Aux Jeux olympiques d’hiver de Milan-Cortina, un nouveau sport s’est imposé sans vote, sans règlement et surtout sans décence : la critique gastronomique en story. Un athlète, devenu viral, publie ses notes détaillées des plats du village olympique, transformant chaque assiette tiède en affaire d’État et chaque dessert un peu sec en menace pour la cohésion internationale. Les experts s’accordent à dire que c’est sans précédent : jamais l’humanité n’avait autant tremblé devant une barquette de pâtes.
Dans un pays qui se respecte, un biathlète vise des cibles, pas une burrata.
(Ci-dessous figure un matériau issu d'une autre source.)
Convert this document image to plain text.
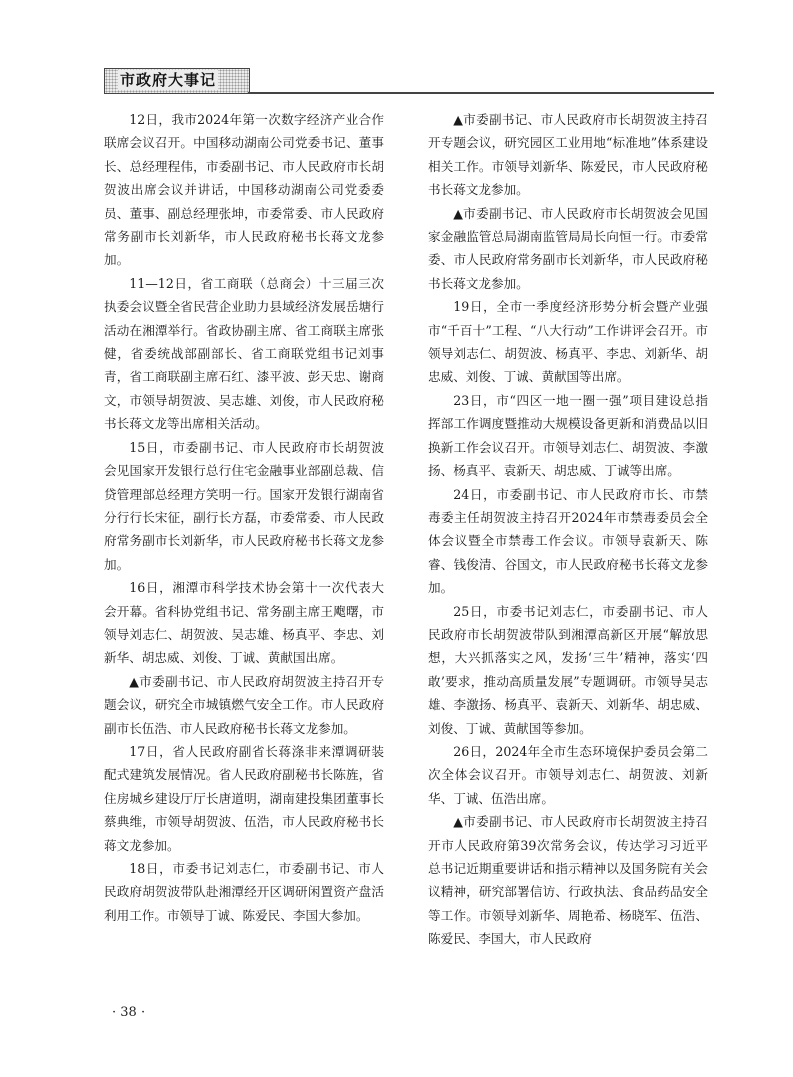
市政府大事记

12日，我市2024年第一次数字经济产业合作联席会议召开。中国移动湖南公司党委书记、董事长、总经理程伟，市委副书记、市人民政府市长胡贺波出席会议并讲话，中国移动湖南公司党委委员、董事、副总经理张坤，市委常委、市人民政府常务副市长刘新华，市人民政府秘书长蒋文龙参加。

11—12日，省工商联（总商会）十三届三次执委会议暨全省民营企业助力县域经济发展岳塘行活动在湘潭举行。省政协副主席、省工商联主席张健，省委统战部副部长、省工商联党组书记刘事青，省工商联副主席石红、漆平波、彭天忠、谢商文，市领导胡贺波、吴志雄、刘俊，市人民政府秘书长蒋文龙等出席相关活动。

15日，市委副书记、市人民政府市长胡贺波会见国家开发银行总行住宅金融事业部副总裁、信贷管理部总经理方笑明一行。国家开发银行湖南省分行行长宋征，副行长方磊，市委常委、市人民政府常务副市长刘新华，市人民政府秘书长蒋文龙参加。

16日，湘潭市科学技术协会第十一次代表大会开幕。省科协党组书记、常务副主席王飑曙，市领导刘志仁、胡贺波、吴志雄、杨真平、李忠、刘新华、胡忠威、刘俊、丁诚、黄献国出席。

▲市委副书记、市人民政府胡贺波主持召开专题会议，研究全市城镇燃气安全工作。市人民政府副市长伍浩、市人民政府秘书长蒋文龙参加。

17日，省人民政府副省长蒋涤非来潭调研装配式建筑发展情况。省人民政府副秘书长陈旌，省住房城乡建设厅厅长唐道明，湖南建投集团董事长蔡典维，市领导胡贺波、伍浩，市人民政府秘书长蒋文龙参加。

18日，市委书记刘志仁，市委副书记、市人民政府胡贺波带队赴湘潭经开区调研闲置资产盘活利用工作。市领导丁诚、陈爱民、李国大参加。

▲市委副书记、市人民政府市长胡贺波主持召开专题会议，研究园区工业用地“标准地”体系建设相关工作。市领导刘新华、陈爱民，市人民政府秘书长蒋文龙参加。

▲市委副书记、市人民政府市长胡贺波会见国家金融监管总局湖南监管局局长向恒一行。市委常委、市人民政府常务副市长刘新华，市人民政府秘书长蒋文龙参加。

19日，全市一季度经济形势分析会暨产业强市“千百十”工程、“八大行动”工作讲评会召开。市领导刘志仁、胡贺波、杨真平、李忠、刘新华、胡忠威、刘俊、丁诚、黄献国等出席。

23日，市“四区一地一圈一强”项目建设总指挥部工作调度暨推动大规模设备更新和消费品以旧换新工作会议召开。市领导刘志仁、胡贺波、李激扬、杨真平、袁新天、胡忠威、丁诚等出席。

24日，市委副书记、市人民政府市长、市禁毒委主任胡贺波主持召开2024年市禁毒委员会全体会议暨全市禁毒工作会议。市领导袁新天、陈睿、钱俊清、谷国文，市人民政府秘书长蒋文龙参加。

25日，市委书记刘志仁，市委副书记、市人民政府市长胡贺波带队到湘潭高新区开展“解放思想，大兴抓落实之风，发扬‘三牛’精神，落实‘四敢’要求，推动高质量发展”专题调研。市领导吴志雄、李激扬、杨真平、袁新天、刘新华、胡忠威、刘俊、丁诚、黄献国等参加。

26日，2024年全市生态环境保护委员会第二次全体会议召开。市领导刘志仁、胡贺波、刘新华、丁诚、伍浩出席。

▲市委副书记、市人民政府市长胡贺波主持召开市人民政府第39次常务会议，传达学习习近平总书记近期重要讲话和指示精神以及国务院有关会议精神，研究部署信访、行政执法、食品药品安全等工作。市领导刘新华、周艳希、杨晓军、伍浩、陈爱民、李国大，市人民政府

· 38 ·
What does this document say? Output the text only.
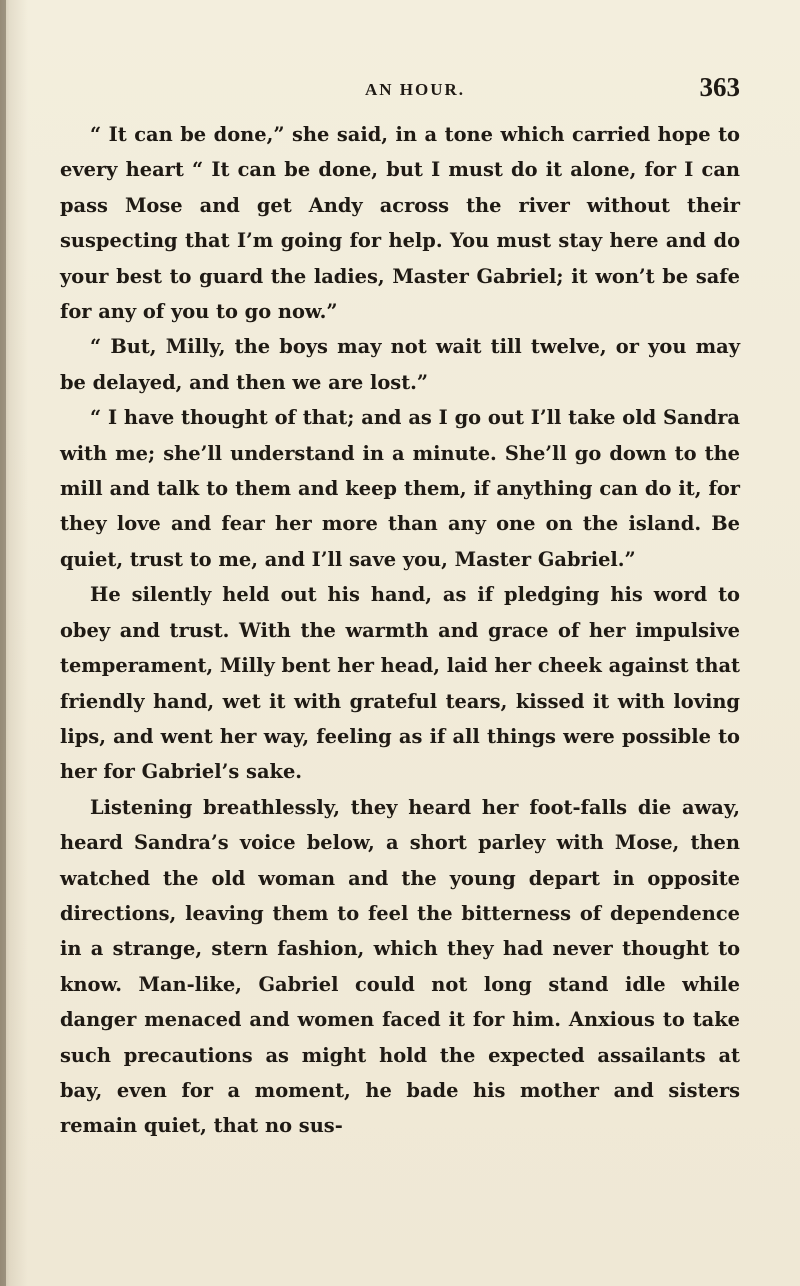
AN HOUR.	363

“ It can be done,” she said, in a tone which carried hope to every heart “ It can be done, but I must do it alone, for I can pass Mose and get Andy across the river without their suspecting that I’m going for help. You must stay here and do your best to guard the ladies, Master Gabriel; it won’t be safe for any of you to go now.”

“ But, Milly, the boys may not wait till twelve, or you may be delayed, and then we are lost.”

“ I have thought of that; and as I go out I’ll take old Sandra with me; she’ll understand in a minute. She’ll go down to the mill and talk to them and keep them, if anything can do it, for they love and fear her more than any one on the island. Be quiet, trust to me, and I’ll save you, Master Gabriel.”

He silently held out his hand, as if pledging his word to obey and trust. With the warmth and grace of her impulsive temperament, Milly bent her head, laid her cheek against that friendly hand, wet it with grateful tears, kissed it with loving lips, and went her way, feeling as if all things were possible to her for Gabriel’s sake.

Listening breathlessly, they heard her foot-falls die away, heard Sandra’s voice below, a short parley with Mose, then watched the old woman and the young depart in opposite directions, leaving them to feel the bitterness of dependence in a strange, stern fashion, which they had never thought to know. Man-like, Gabriel could not long stand idle while danger menaced and women faced it for him. Anxious to take such precautions as might hold the expected assailants at bay, even for a moment, he bade his mother and sisters remain quiet, that no sus-
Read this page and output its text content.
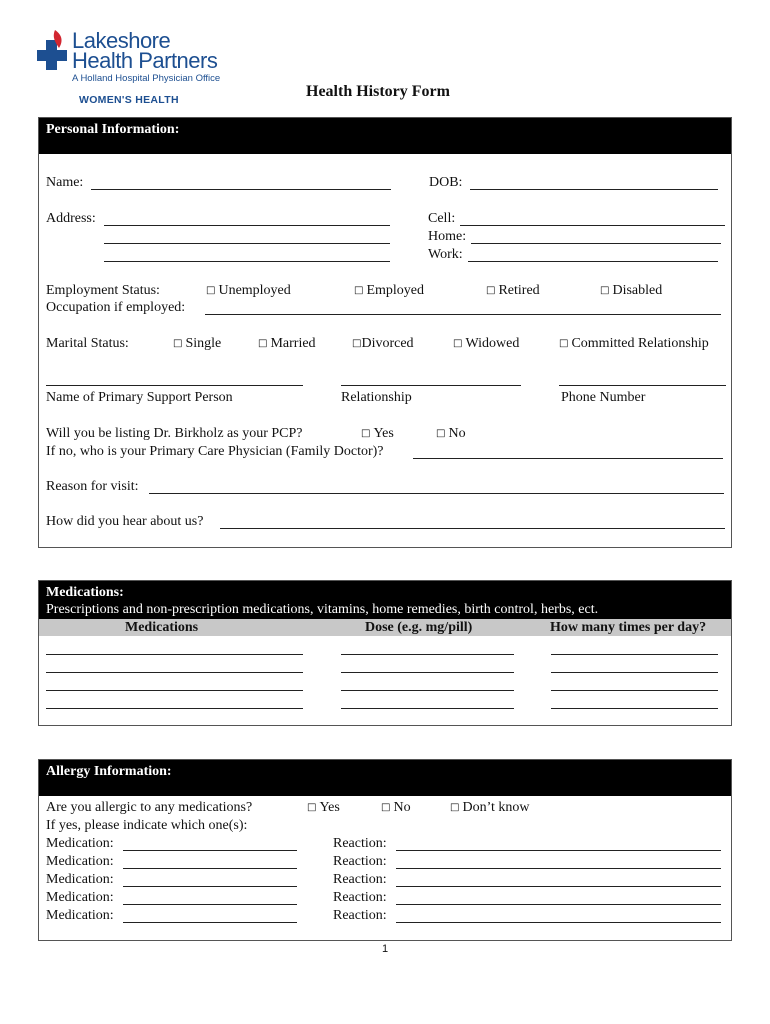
Lakeshore
Health Partners
A Holland Hospital Physician Office
WOMEN'S HEALTH	Health History Form
Personal Information:
Name:	DOB:
Address:	Cell:
Home:
Work:
Employment Status:	□ Unemployed	□ Employed	□ Retired	□ Disabled
Occupation if employed:
Marital Status:	□ Single	□ Married	□Divorced	□ Widowed	□ Committed Relationship
Name of Primary Support Person	Relationship	Phone Number
Will you be listing Dr. Birkholz as your PCP?	□ Yes	□ No
If no, who is your Primary Care Physician (Family Doctor)?
Reason for visit:
How did you hear about us?
Medications:
Prescriptions and non-prescription medications, vitamins, home remedies, birth control, herbs, ect.
Medications	Dose (e.g. mg/pill)	How many times per day?
Allergy Information:
Are you allergic to any medications?	□ Yes	□ No	□ Don’t know
If yes, please indicate which one(s):
Medication:	Reaction:
Medication:	Reaction:
Medication:	Reaction:
Medication:	Reaction:
Medication:	Reaction:
1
Pourtant, selon nos informations exclusives, plusieurs délégations auraient déjà réorienté leur préparation : étirements le matin, tir l’après-midi, et à 19h, analyse comparative du risotto « texture béton armé ». « On s’entraînait pour l’or, maintenant on s’entraîne pour survivre au buffet », soupire Romain, kiné de l’équipe “qui ne donnera pas son nom parce qu’il a encore faim”.
« On a perdu la bataille du mental le jour où un sportif a dit que la soupe manquait de “storytelling”. » — Sandrine L., éditorialiste en résidence au snack du village
La contagion est fulgurante. D’après une étude de l’INSEE réalisée en 12 minutes sur un coin de table, 73% des Français considèrent désormais que “la note du tiramisu” est un indicateur avancé du PIB. Jean-Marc, retraité du Var, s’indigne : « Nos ancêtres faisaient Verdun sans demander si la purée était bio. Aujourd’hui, on pleure parce que la sauce n’a pas de caractère. » Pendant ce temps, Bruxelles envisagerait un “Pacte de Stabilité Alimentaire” pour limiter les stories à 3 par repas, afin d’éviter l’effondrement des marchés.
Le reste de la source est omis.